You can also do this by chaining block methods together.

managersOffices = employees.select{|e| e.manager?}.
                            map   {|m| m.office}

List comprehensions are nice, but they really only handle select/map cases. Lambdas allow much more, here are some more things you can do with collection lambdas.

Similar to select are tests to see if all the elements of a collection match a condition or if any of them do.

   allManagers = employees.all? {|e| e.manager?}
   noManagers = ! employees.any? {|e| e.manager?}
  

The partition method combines select and reject. It works well with the multiple assignment feature in ruby.

managers, plebs = employees.partition{|e| e.manager?}

You don't just need cases with single argument blocks. Another one I use a lot is the sort method, which (in its classic form) takes two arguments to sort a list.

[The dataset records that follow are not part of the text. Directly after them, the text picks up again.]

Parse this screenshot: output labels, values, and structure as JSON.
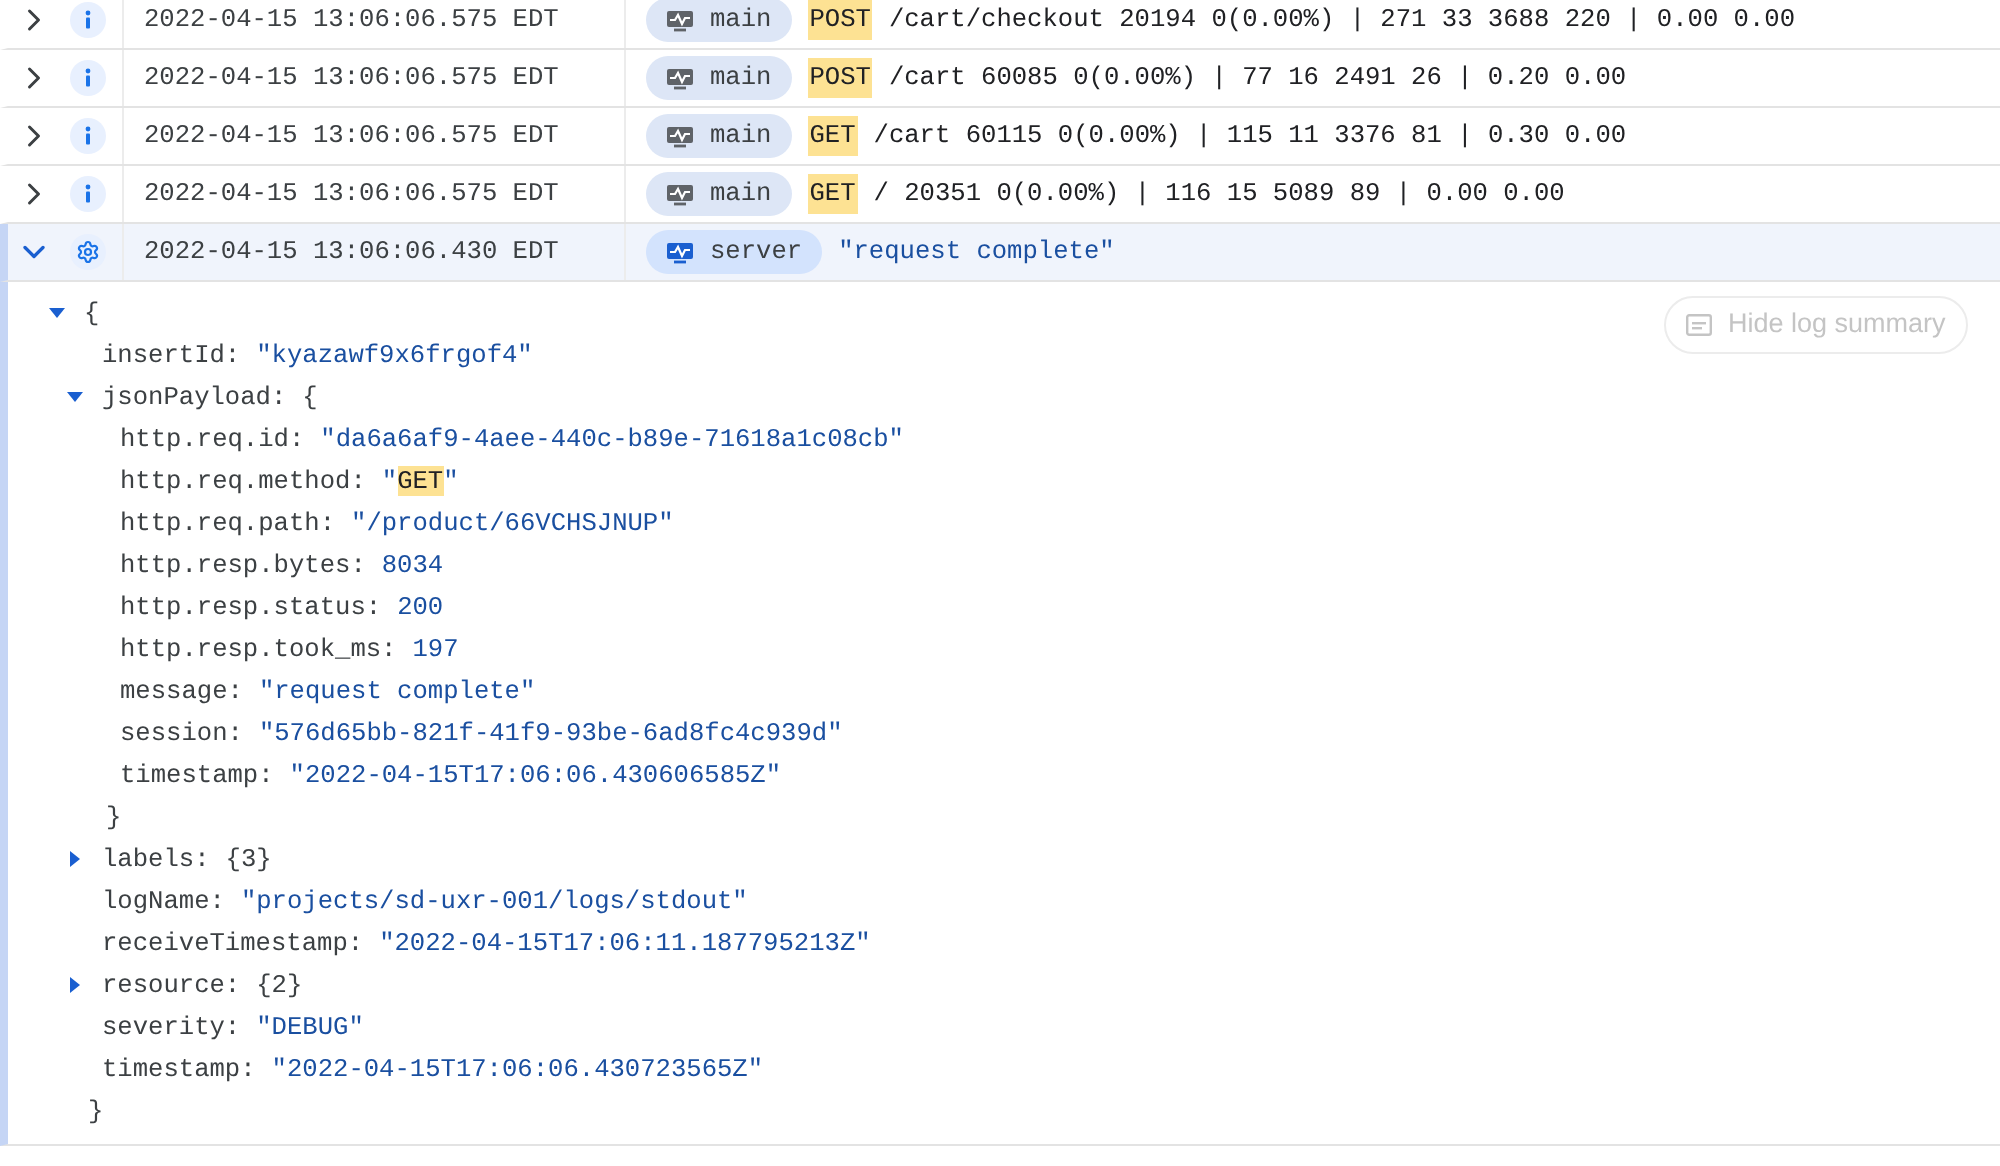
{
  "rows": [
    {
      "expanded": false,
      "kind": "info",
      "timestamp": "2022-04-15 13:06:06.575 EDT",
      "resource": "main",
      "method": "POST",
      "summary": {
        "kind": "plain",
        "text": "/cart/checkout 20194 0(0.00%) | 271 33 3688 220 | 0.00 0.00"
      }
    },
    {
      "expanded": false,
      "kind": "info",
      "timestamp": "2022-04-15 13:06:06.575 EDT",
      "resource": "main",
      "method": "POST",
      "summary": {
        "kind": "plain",
        "text": "/cart 60085 0(0.00%) | 77 16 2491 26 | 0.20 0.00"
      }
    },
    {
      "expanded": false,
      "kind": "info",
      "timestamp": "2022-04-15 13:06:06.575 EDT",
      "resource": "main",
      "method": "GET",
      "summary": {
        "kind": "plain",
        "text": "/cart 60115 0(0.00%) | 115 11 3376 81 | 0.30 0.00"
      }
    },
    {
      "expanded": false,
      "kind": "info",
      "timestamp": "2022-04-15 13:06:06.575 EDT",
      "resource": "main",
      "method": "GET",
      "summary": {
        "kind": "plain",
        "text": "/ 20351 0(0.00%) | 116 15 5089 89 | 0.00 0.00"
      }
    },
    {
      "expanded": true,
      "kind": "debug",
      "timestamp": "2022-04-15 13:06:06.430 EDT",
      "resource": "server",
      "summary": {
        "kind": "string",
        "text": "\"request complete\""
      }
    }
  ],
  "detail": {
    "hide_summary_button": "Hide log summary",
    "tree": {
      "open": "{",
      "close": "}",
      "expanded": true,
      "children": [
        {
          "key": "insertId:",
          "value": "\"kyazawf9x6frgof4\""
        },
        {
          "key": "jsonPayload:",
          "open": "{",
          "close": "}",
          "expanded": true,
          "children": [
            {
              "key": "http.req.id:",
              "value": "\"da6a6af9-4aee-440c-b89e-71618a1c08cb\""
            },
            {
              "key": "http.req.method:",
              "prefix": "\"",
              "value": "GET",
              "suffix": "\"",
              "highlighted": true
            },
            {
              "key": "http.req.path:",
              "value": "\"/product/66VCHSJNUP\""
            },
            {
              "key": "http.resp.bytes:",
              "value": "8034"
            },
            {
              "key": "http.resp.status:",
              "value": "200"
            },
            {
              "key": "http.resp.took_ms:",
              "value": "197"
            },
            {
              "key": "message:",
              "value": "\"request complete\""
            },
            {
              "key": "session:",
              "value": "\"576d65bb-821f-41f9-93be-6ad8fc4c939d\""
            },
            {
              "key": "timestamp:",
              "value": "\"2022-04-15T17:06:06.430606585Z\""
            }
          ]
        },
        {
          "key": "labels:",
          "expanded": false,
          "summary": "{3}"
        },
        {
          "key": "logName:",
          "value": "\"projects/sd-uxr-001/logs/stdout\""
        },
        {
          "key": "receiveTimestamp:",
          "value": "\"2022-04-15T17:06:11.187795213Z\""
        },
        {
          "key": "resource:",
          "expanded": false,
          "summary": "{2}"
        },
        {
          "key": "severity:",
          "value": "\"DEBUG\""
        },
        {
          "key": "timestamp:",
          "value": "\"2022-04-15T17:06:06.430723565Z\""
        }
      ]
    }
  }
}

sortedEmployees = employees.sort {|a,b| a.lastname <=> b.lastname}

The sort method returns a list sorted using the code that's in the block. The <=> operator is the comparison operator, generally known as the starship operator. It returns -1 if a is less than b, +1 if greater, and 0 if the same.

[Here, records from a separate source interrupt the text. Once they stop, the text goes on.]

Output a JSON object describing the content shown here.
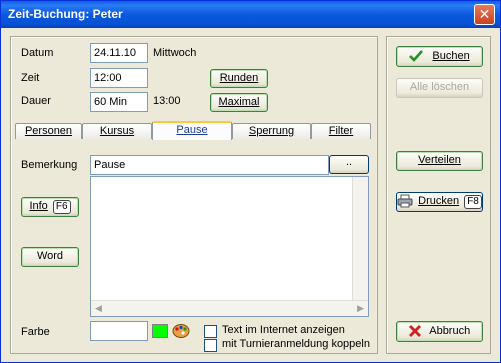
{
  "window": {
    "title": "Zeit-Buchung: Peter",
    "close_symbol": "✕"
  },
  "form": {
    "datum_label": "Datum",
    "datum_value": "24.11.10",
    "weekday": "Mittwoch",
    "zeit_label": "Zeit",
    "zeit_value": "12:00",
    "dauer_label": "Dauer",
    "dauer_value": "60 Min",
    "end_time": "13:00",
    "runden_label": "Runden",
    "maximal_label": "Maximal"
  },
  "tabs": [
    {
      "label": "Personen"
    },
    {
      "label": "Kursus"
    },
    {
      "label": "Pause"
    },
    {
      "label": "Sperrung"
    },
    {
      "label": "Filter"
    }
  ],
  "active_tab": "Pause",
  "bemerkung": {
    "label": "Bemerkung",
    "value": "Pause",
    "picker_label": "..",
    "memo_text": ""
  },
  "left_buttons": {
    "info_label": "Info",
    "info_key": "F6",
    "word_label": "Word"
  },
  "farbe": {
    "label": "Farbe",
    "value": "",
    "swatch_color": "#00ff00"
  },
  "checkboxes": [
    {
      "label": "Text im Internet anzeigen",
      "checked": false
    },
    {
      "label": "mit Turnieranmeldung koppeln",
      "checked": false
    }
  ],
  "side_buttons": {
    "buchen_label": "Buchen",
    "alle_loeschen_label": "Alle löschen",
    "verteilen_label": "Verteilen",
    "drucken_label": "Drucken",
    "drucken_key": "F8",
    "abbruch_label": "Abbruch"
  },
  "colors": {
    "titlebar": "#0a5fe8",
    "face": "#ece9d8",
    "ok_check": "#2a8f2a",
    "cancel_x": "#d02020"
  }
}
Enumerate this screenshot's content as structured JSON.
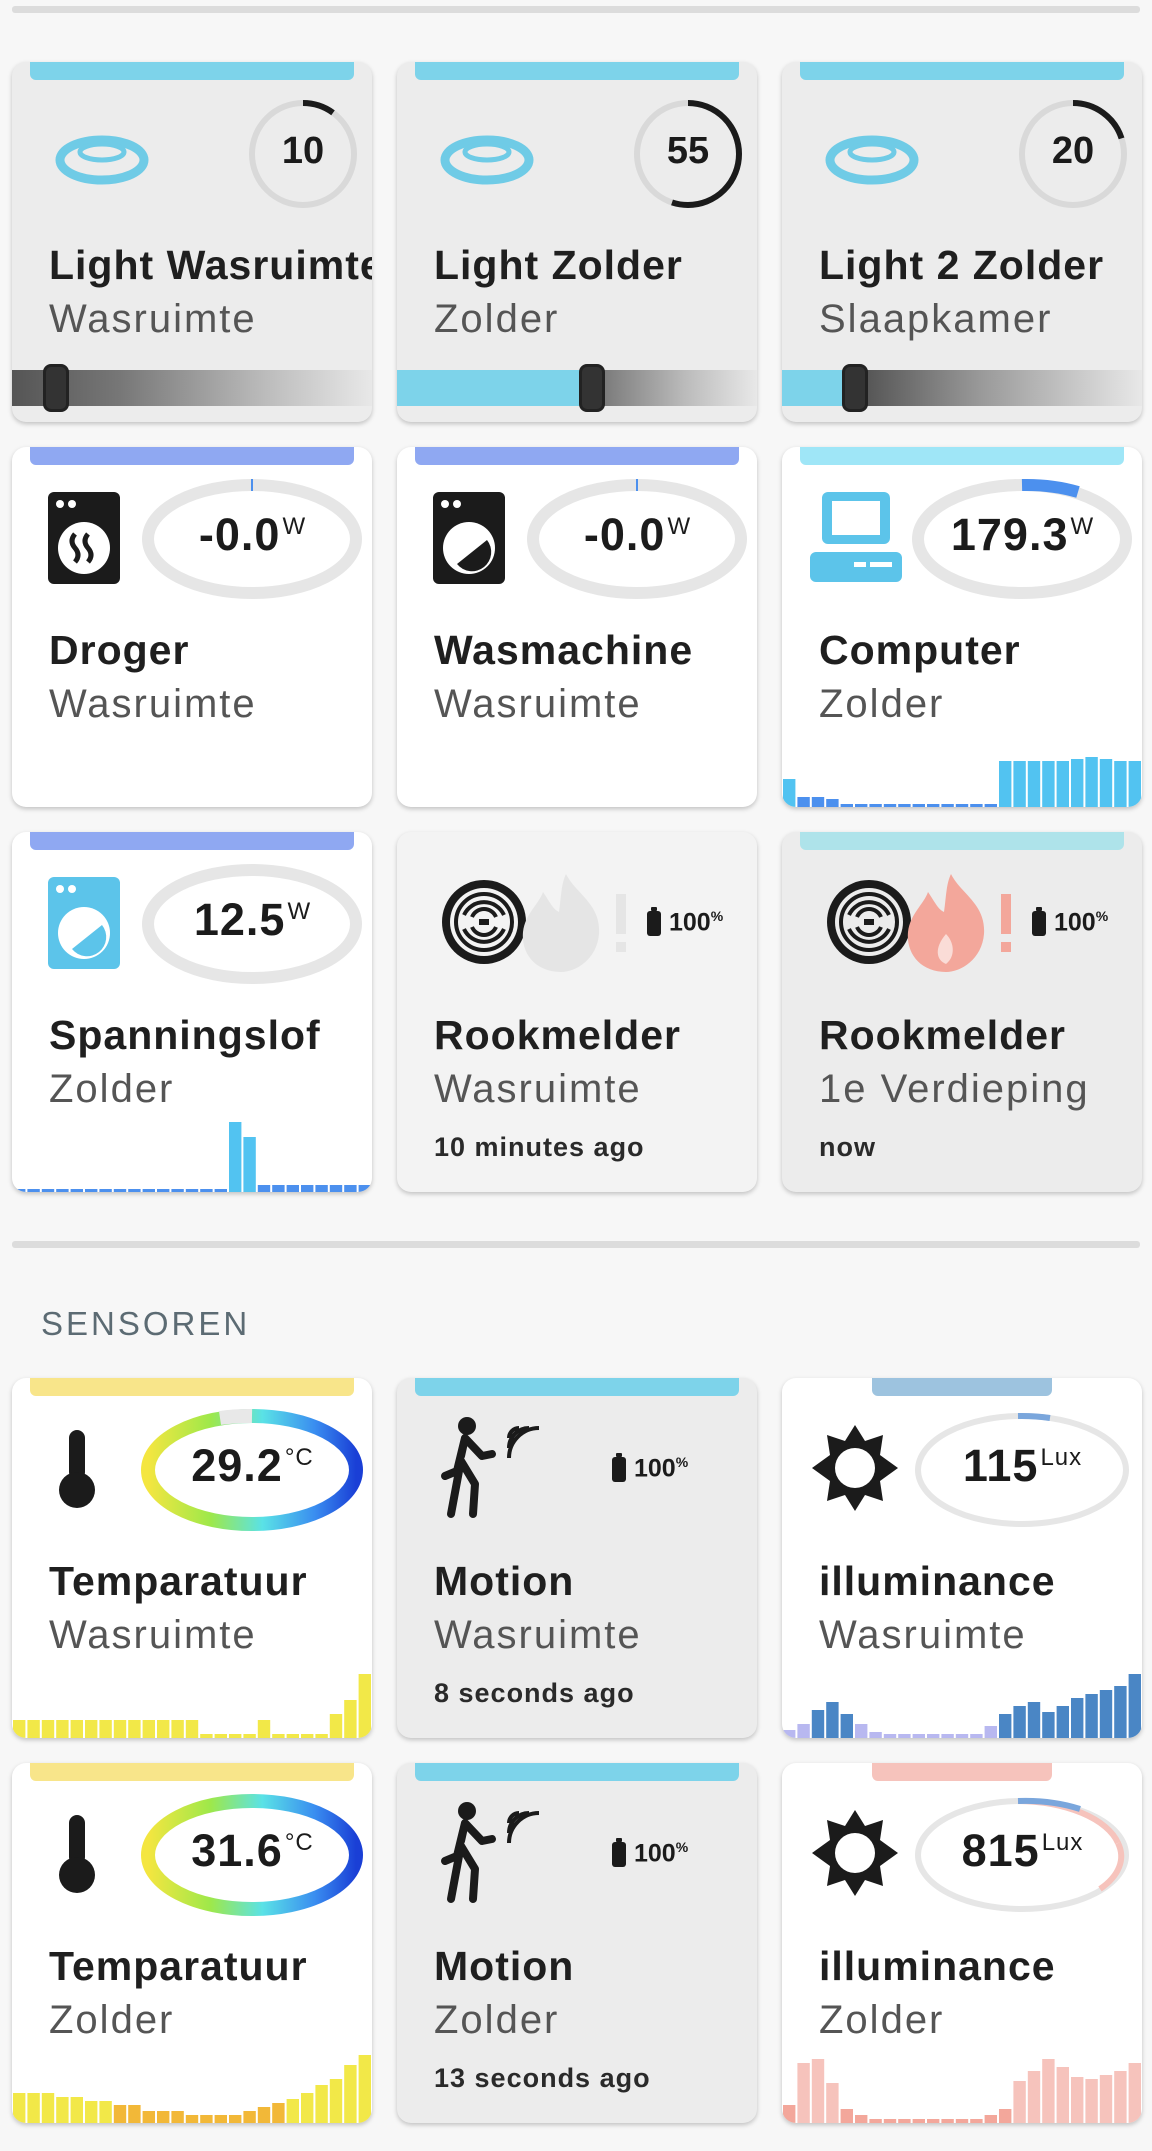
{
  "colors": {
    "light_bar": "#7dd3ea",
    "power_bar": "#8fa8f2",
    "computer_bar": "#9fe6f7",
    "temp_bar": "#f8e58a",
    "lux1_bar": "#9dc3df",
    "lux2_bar": "#f6c3bc",
    "smoke1_bar": "#f3f3f3",
    "smoke2_bar": "#aee3ea",
    "power_spark": "#4c90ee",
    "computer_spark": "#52c3f1",
    "temp_spark": "#f2e848",
    "lux_spark": "#4a86c5"
  },
  "lights": [
    {
      "name": "Light Wasruimte",
      "area": "Wasruimte",
      "brightness": 10,
      "icon": "ceiling-light-icon"
    },
    {
      "name": "Light Zolder",
      "area": "Zolder",
      "brightness": 55,
      "icon": "ceiling-light-icon"
    },
    {
      "name": "Light 2 Zolder",
      "area": "Slaapkamer",
      "brightness": 20,
      "icon": "ceiling-light-icon"
    }
  ],
  "power": [
    {
      "name": "Droger",
      "area": "Wasruimte",
      "value": "-0.0",
      "unit": "W",
      "icon": "tumble-dryer-icon"
    },
    {
      "name": "Wasmachine",
      "area": "Wasruimte",
      "value": "-0.0",
      "unit": "W",
      "icon": "washing-machine-icon"
    },
    {
      "name": "Computer",
      "area": "Zolder",
      "value": "179.3",
      "unit": "W",
      "icon": "desktop-computer-icon"
    },
    {
      "name": "Spanningslof",
      "area": "Zolder",
      "value": "12.5",
      "unit": "W",
      "icon": "washing-machine-icon"
    }
  ],
  "smoke": [
    {
      "name": "Rookmelder",
      "area": "Wasruimte",
      "ago": "10 minutes ago",
      "battery": "100",
      "battery_unit": "%",
      "icon": "smoke-detector-icon",
      "alert": false
    },
    {
      "name": "Rookmelder",
      "area": "1e Verdieping",
      "ago": "now",
      "battery": "100",
      "battery_unit": "%",
      "icon": "smoke-detector-icon",
      "alert": true
    }
  ],
  "sections": {
    "sensors_title": "SENSOREN"
  },
  "sensors": [
    {
      "name": "Temparatuur",
      "area": "Wasruimte",
      "value": "29.2",
      "unit": "°C",
      "icon": "thermometer-icon"
    },
    {
      "name": "Motion",
      "area": "Wasruimte",
      "ago": "8 seconds ago",
      "battery": "100",
      "battery_unit": "%",
      "icon": "motion-sensor-icon"
    },
    {
      "name": "illuminance",
      "area": "Wasruimte",
      "value": "115",
      "unit": "Lux",
      "icon": "sun-icon"
    },
    {
      "name": "Temparatuur",
      "area": "Zolder",
      "value": "31.6",
      "unit": "°C",
      "icon": "thermometer-icon"
    },
    {
      "name": "Motion",
      "area": "Zolder",
      "ago": "13 seconds ago",
      "battery": "100",
      "battery_unit": "%",
      "icon": "motion-sensor-icon"
    },
    {
      "name": "illuminance",
      "area": "Zolder",
      "value": "815",
      "unit": "Lux",
      "icon": "sun-icon"
    }
  ]
}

Ruby 1.8 allows me to sort more easily with a single argument block

sortedEmployees = employees.sort_by {|e| e.lastname}

Another two argument method is each_with_index which iterates through a list in the same way as each but passes the index as well as the element to the block.

Find (aliased to the smalltalk name 'detect') looks for the first one that matches a condition.

volunteer = employees.find {|e| e.steppedForward?}

Often with something like find, you want to do something if no element matches the condition. Find will return nil if nothing matches, so you can test the result. However you can also pass a second block which is used if nothing matches.

volunteer = employees.find(lambda{self.pickVictim}) {|e| e.steppedForward?}

Ruby's syntax is nice for methods that take a single block as an argument, but I find it rather more clunky for multiple blocks. Smalltalk (according to my questionable memory) would look like this.

volunteer := employees 
               detect: [:each| each hasSteppedForward]
               ifNone: [self pickVictim]

As usual Smalltalk's keyword parameters make it much easier to read a multi-argument method.

The last lambda I'll mention is one that people often find hard to understand: inject (also known as reduce and fold). Inject is good when you want a cumulative result on a collection. Let's say we want the total of all our employees' salaries. The traditional way would be like this:

  total = 0
  for e in employees
    total += e.salary
  end

Inject does it like this.

total = employees.inject(0) {|result, e| result + e.salary}

At each element in the collection inject assigns the result of executing the block to the result variable. The result of the final execution gets returned from inject.

An important point about collection lambdas is how they can be composed easily to create complex expressions. Imagine you want to find your oldest programmer in a product's team based in a country.

aProduct.teams.
    select {|t| t.country == aCountry}.
    map{|t| t.members}.
    flatten.
    select{|e| e.isProgrammer}.
    max{|a,b| a.age <=> b.age}

Now there's a serious question here about a method that complex. (And I must admit I used to be wary of chaining like this.) But it's a good illustration of how useful it is to string these methods together. (And in a language that supports the right kind of concurrency, it has important implications for multi-processor performance.)

My purpose here isn't to say how wonderful Ruby (and Smalltalk, Lisp etc) are because they have these methods. My point is that the combination of lambdas and collections leads to some very nice things. Languages that don't have lambdas really miss out. If you do get the chance to program in a language with lambdas get used to using these kinds of methods on your collections. I find they make a big difference.

(Thanks to Masanori Kado, Rik Hemsley, Christian Neukirchen and Stanislav Karchebny for helping me fix a couple of errors with the first posting of this article)

Notes

1: When I first published this bliki entry in 2005 I used the term "Closure" to refer to lambdas. At the time "closure" was often used in this way. Since then the term "lambda" became more popular, so I changed this bliki entry to follow the usage.